Make it Big
Make it Big nous raconte l’histoire de Sung-Hwan, Woo-Seob et Jin Won, trois potes aux caractères très différents : l’un est timide et exprime sa passion pour Queen au travers de son site internet, sur lequel il s’expose par webcam interposée ; l’autre déteste son beau-père mais apprécie le confort financier qu’il lui fournit, et passe son temps à ignorer les limitations de vitesse à bord de sa voiture ; tandis que le troisième ne pense qu’à ses "aunties" : de jeunes demoiselles avec qui il passe tellement de folles soirées que ça en devient douloureux. Bref, nos trois héros sont des branleurs, pour utiliser un français correct.

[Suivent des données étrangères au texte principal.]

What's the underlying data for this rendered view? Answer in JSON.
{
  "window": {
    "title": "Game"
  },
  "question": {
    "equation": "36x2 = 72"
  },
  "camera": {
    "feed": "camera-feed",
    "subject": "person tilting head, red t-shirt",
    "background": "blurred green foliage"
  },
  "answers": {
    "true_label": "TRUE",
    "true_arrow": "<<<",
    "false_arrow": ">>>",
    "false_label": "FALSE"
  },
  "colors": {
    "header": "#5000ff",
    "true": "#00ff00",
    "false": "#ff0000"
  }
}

Lors d’une virée nocturne de glande comme tant d’autres, un énorme sac atterrit d’on ne sait trop où sur le capot de leur véhicule, suivi de près par un homme qui s’écrase sur leur toit - visiblement mort. Dans le sac ? De l’argent, beaucoup d’argent. Bien sûr, les trois loustics décident, après moultes tergiversations, de garder le pactole pour eux - et ce en dépit du fait que le cadavre se soit subitement évanoui dans la nature. Lequel cadavre, bien vivant, n’est autre qu’un cambrioleur, dont le frère au service d’un prêteur sur gage du nom de Monsieur Kim avait arrangé un coup facile, brisé par la morsure d’un chien de garde vigilant. Ji-Hyung, détective pathétique, est assigné à la résolution de ce cambriolage - même si Kim, bien sûr, n’a pas déclaré la disparition de la somme coquette de 2 milliards de Won. Vous connaissez la suite : doucement, un étau multi-facette (truands, losers, police) va se resserrer autour des "nouveaux riches" insouciants...

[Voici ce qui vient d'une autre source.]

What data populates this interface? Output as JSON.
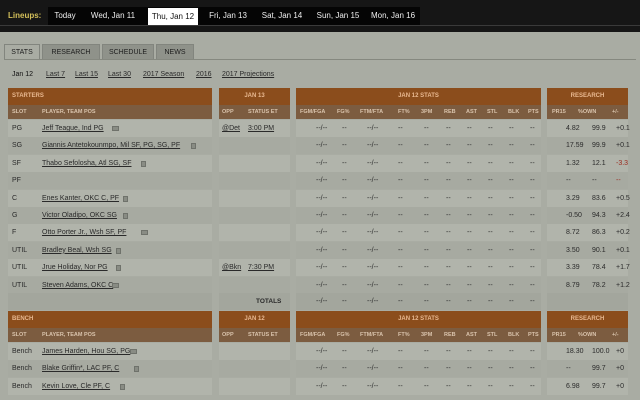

C’est peut-être triste à dire, mais au bout des dix premières minutes du film, on se doute déjà que Make it Big ne sera pas une réussite. La présentation des personnages se veut hype, mais échoue à créer une ambiance à la Tarantino ou à la Guy Ritchie - à laquelle Jo Ui-Seok semble pourtant prétendre : Sung-Hwan, Woo-Seob et Jin Won sont loin d’être assez exacerbés pour être passionnants. Même le personnage de flic blasé, Ji-Hyung, ne nous transmet qu’une impression de loser uni-dimensionnel. Le seul personnage intéressant du film - qui est aussi le seul personnage féminin - n’a malheureusement droit qu’à quelques minutes d’écran ; dommage, on aurait bien aimé en savoir plus sur cette jeune fille amoureuse par écran interposé...
Alors que la toute première scène, narration mythomane de l’un des trois héros, laissait augurer d’un décalage intéressant entre l’être et le paraître, Make it Big ne s’intéresse qu’à la réalité bien plate de ses héros : leurs réactions sont sans saveurs, leurs cas de conscience sans consistence. Le rythme de la réalisation - qui tente le coup de la "richesse de style" mais ne débouche que sur un aspect global relativement brouillon - ne parvient pas à créer une nonchalance comique, mais simplement à rendre le film trop long. Ce qui est relativement frustrant pour une histoire supposé privilégier la fuite comme mouvement principal.
Alors de la course, bien sûr, il y en a ; on pourrait même dire que Make it Big est un hommage à la course-poursuite la plus pratiquée en Corée du Sud (si l’on en croit la production cinématographique récente du Pays du Matin Calme) : la course à pied. Mais on est bien loin ici de Nowhere to Hide, et l’on ne sait jamais pourquoi les personnages se dépensent de la sorte.
C’est d’ailleurs ce phénomène qui résume le mieux cette comédie sans intérêt : en l’absence d’un objectif narratif défini, Make it Big ne parvient finalement, contrairement à l’ambition de son titre, qu’à viser relativement bas, faisant semblant d’avancer dans une direction non définie qui de toute façon ne parvient presque jamais à susciter la moindre émotion chez le spectateur.
Je dis bien presque, car il reste tout de même deux scènes - très courtes - à sauver : le cauchemar du cambrioleur qui imagine son agresseur canin en train de lui envoyer un coup de pied retourné dans la tête, et se retrouve projeté dans la lune (littéralement) ; et cette scène de cours mémorable au cours de laquelle deux de nos trois héros dorment au fond de la classe, la tête posée sur un rêgle en équilibre et la bave coulant allègrement de leur bouche. Le reste n’est qu’un patchwork qui se regarde et s’oublie "en streaming" : chaque plan éclipse le précédent, jusqu’au générique de fin. Et hop : deux heures de perdues !
Make it Big est disponible en DVD Coréen (pas vu).